No-one saw the moment of the drop, but they did see her in mid-air; and when she landed on her head and her skull cracked open at one of the odd ledges of the building, they fell silent. Further she dropped, her brain embracing the sweet open air of a boring afternoon in Tokyo. Her lifeless body, with all its unfeeling broken bones and beautiful dress, landed on warm concrete.
Irresistible candor, her death…
The only thing that cried during the moment of her death was a parked car with a sensitive alarm, which did not hesitate to beep and wail and moan in honour of her passing.
When she opened her eyes, she felt strangely… light-headed.
A pair of brown leather boots greeted her waking world. When she looked up, a shadowed figure with round, blank, shiny eyes looked down on her.
There was… smoke, wasn't there? Soft white lines gently encircled the face that she saw. A spark of orange, enveloped in ashes, blinked down at her like the curious eye of a passerby.
Blink. Blink. Look, mother, I don't exactly know what that is…
His mouth moved. Flash of white.
I've waited here for you
Ever long
"You waited for Misa-Misa," she said. Her voice felt strangely weightless. Not that words have any actual weight, perhaps just sound. Perhaps just soul.
He shrugged. "I've got nothing else to do, ever since January." He knelt beside her and touched her. His hand was gloved. She was sure that it should have felt warm, but she felt nothing during those moments.
She expected him to take her by the hand and help her up on her two feet, but he decided to be a bit cheekier this time, apparently. He put her small body on him, and suddenly, he was carrying her in his arms.
"Your legs were broken pretty badly," he muttered secretly to her, as if to explain why he was doing what he was doing to her.
Misa chose not to react to this. She wasn't able to feel anything, anyway. Her skin felt like cracked ceramic. Her insides were outside. Her eyes were glass. Her lips were two plums ingrained on a frozen face.
Where are you taking me? She wanted to ask, but it would be senseless. For the moment, he wasn't moving from that spot of concrete in front of where she landed. He was quietly watching the ambulance, its red lights rotating to infinity. There were men in white pushing a gurney with a silver body bag inside the back of the vehicle.
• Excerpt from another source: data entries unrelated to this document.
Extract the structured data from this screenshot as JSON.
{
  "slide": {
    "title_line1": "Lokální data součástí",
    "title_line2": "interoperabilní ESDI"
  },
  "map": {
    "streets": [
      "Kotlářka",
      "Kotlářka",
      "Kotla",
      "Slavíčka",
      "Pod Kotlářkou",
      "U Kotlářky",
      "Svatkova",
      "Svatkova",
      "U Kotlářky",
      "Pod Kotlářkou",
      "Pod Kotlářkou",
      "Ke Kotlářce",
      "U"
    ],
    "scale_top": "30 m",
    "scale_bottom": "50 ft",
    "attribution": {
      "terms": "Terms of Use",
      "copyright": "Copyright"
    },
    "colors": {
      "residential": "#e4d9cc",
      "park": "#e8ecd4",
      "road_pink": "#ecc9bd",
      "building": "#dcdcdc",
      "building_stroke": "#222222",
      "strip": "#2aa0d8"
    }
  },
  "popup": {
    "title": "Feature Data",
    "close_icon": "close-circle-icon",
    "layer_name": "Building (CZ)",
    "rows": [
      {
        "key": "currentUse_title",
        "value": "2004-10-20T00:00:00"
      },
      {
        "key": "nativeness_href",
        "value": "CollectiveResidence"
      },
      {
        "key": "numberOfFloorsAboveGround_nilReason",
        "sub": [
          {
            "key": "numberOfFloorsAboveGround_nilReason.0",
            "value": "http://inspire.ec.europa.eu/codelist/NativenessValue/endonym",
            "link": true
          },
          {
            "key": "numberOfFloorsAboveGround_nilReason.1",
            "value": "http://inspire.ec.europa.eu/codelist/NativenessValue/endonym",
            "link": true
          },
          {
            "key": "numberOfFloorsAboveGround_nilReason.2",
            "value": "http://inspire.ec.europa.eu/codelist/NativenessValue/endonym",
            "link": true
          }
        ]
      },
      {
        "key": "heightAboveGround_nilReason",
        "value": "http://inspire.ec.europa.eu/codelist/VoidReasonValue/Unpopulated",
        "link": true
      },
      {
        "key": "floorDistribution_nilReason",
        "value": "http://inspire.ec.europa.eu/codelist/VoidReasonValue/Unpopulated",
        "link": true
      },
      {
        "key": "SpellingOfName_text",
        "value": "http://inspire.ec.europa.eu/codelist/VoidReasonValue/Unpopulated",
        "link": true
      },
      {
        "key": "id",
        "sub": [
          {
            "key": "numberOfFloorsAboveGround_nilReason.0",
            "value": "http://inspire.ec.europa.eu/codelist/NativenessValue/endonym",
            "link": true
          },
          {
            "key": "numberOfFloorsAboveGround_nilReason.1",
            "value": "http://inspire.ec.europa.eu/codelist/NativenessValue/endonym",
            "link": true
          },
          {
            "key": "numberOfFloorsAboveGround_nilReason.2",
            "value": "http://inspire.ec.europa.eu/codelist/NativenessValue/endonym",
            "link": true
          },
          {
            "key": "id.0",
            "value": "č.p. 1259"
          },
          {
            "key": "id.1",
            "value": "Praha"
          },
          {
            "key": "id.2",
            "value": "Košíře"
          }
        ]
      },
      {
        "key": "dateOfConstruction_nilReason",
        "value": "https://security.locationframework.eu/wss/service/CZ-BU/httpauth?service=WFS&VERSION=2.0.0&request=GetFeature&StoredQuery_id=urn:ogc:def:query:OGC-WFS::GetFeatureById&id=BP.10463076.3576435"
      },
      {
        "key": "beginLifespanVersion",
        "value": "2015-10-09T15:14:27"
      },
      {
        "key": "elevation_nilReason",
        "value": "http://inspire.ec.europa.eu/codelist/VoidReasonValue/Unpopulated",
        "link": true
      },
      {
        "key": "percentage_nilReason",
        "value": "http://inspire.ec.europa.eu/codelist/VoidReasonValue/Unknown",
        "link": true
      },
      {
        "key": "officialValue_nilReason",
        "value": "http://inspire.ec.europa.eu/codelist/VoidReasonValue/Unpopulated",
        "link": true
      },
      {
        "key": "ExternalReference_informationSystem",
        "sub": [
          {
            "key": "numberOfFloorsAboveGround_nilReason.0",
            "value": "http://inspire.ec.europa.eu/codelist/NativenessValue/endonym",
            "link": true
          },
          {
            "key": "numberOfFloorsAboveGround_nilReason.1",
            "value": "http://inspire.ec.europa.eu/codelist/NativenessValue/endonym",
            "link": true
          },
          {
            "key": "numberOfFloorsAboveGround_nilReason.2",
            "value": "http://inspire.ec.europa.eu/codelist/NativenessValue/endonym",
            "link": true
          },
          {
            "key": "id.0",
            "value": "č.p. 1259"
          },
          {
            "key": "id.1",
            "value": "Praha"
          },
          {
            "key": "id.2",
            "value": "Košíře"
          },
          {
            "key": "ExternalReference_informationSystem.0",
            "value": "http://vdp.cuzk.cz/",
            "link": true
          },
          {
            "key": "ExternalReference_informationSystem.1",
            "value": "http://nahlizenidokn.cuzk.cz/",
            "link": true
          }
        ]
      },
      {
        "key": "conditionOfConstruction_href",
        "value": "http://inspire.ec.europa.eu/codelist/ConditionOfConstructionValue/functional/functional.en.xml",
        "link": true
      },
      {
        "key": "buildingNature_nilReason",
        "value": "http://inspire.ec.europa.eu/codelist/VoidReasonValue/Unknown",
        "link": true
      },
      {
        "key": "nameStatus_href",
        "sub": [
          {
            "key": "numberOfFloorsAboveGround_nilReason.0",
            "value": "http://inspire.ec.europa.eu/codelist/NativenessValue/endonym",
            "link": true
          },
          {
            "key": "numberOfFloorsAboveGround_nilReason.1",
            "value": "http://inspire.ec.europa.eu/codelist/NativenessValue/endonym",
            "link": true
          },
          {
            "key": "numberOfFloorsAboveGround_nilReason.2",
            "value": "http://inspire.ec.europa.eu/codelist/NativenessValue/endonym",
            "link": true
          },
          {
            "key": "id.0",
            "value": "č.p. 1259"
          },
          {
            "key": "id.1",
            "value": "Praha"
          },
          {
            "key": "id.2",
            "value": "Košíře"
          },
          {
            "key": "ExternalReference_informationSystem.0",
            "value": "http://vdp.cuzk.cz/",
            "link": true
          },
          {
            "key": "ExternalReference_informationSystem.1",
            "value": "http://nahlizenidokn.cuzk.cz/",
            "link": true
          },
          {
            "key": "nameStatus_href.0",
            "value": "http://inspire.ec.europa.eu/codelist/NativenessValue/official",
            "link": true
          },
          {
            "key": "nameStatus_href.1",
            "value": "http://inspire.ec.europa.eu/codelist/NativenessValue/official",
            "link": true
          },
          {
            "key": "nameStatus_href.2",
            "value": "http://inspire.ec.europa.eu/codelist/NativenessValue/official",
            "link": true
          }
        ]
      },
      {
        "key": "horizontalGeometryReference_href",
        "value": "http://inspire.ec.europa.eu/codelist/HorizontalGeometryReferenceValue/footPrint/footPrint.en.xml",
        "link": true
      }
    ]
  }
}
She heard his voice again. Strangely apologetic, he asked, "I'm sorry, do you want to see the rest? They're just policemen now. They're talking about the cause of your death. The shape of your body when it fell… blood spatter, the height of the building, weird statistics like that."
She didn't answer. Instead, she watched two detectives talking amongst themselves with mute voices. They had serious looks on their faces. One mouth moved, Aizawa-san wa…
Her glass eyes closed. "Misa doesn't want to hear the rest," she said, in that same weightless voice.
"All right." He turned his back on the scene and floated upwards.
Without her death distracting her. Misa allowed herself to have a better look at the guy. All she saw were stripes and curious round eyes. Kind of like a Cheshire cat, except that he lacked the suspicious nature of such a cat. And while cats landed on their feet each and every time they fell, Misa doubted that cats can fly.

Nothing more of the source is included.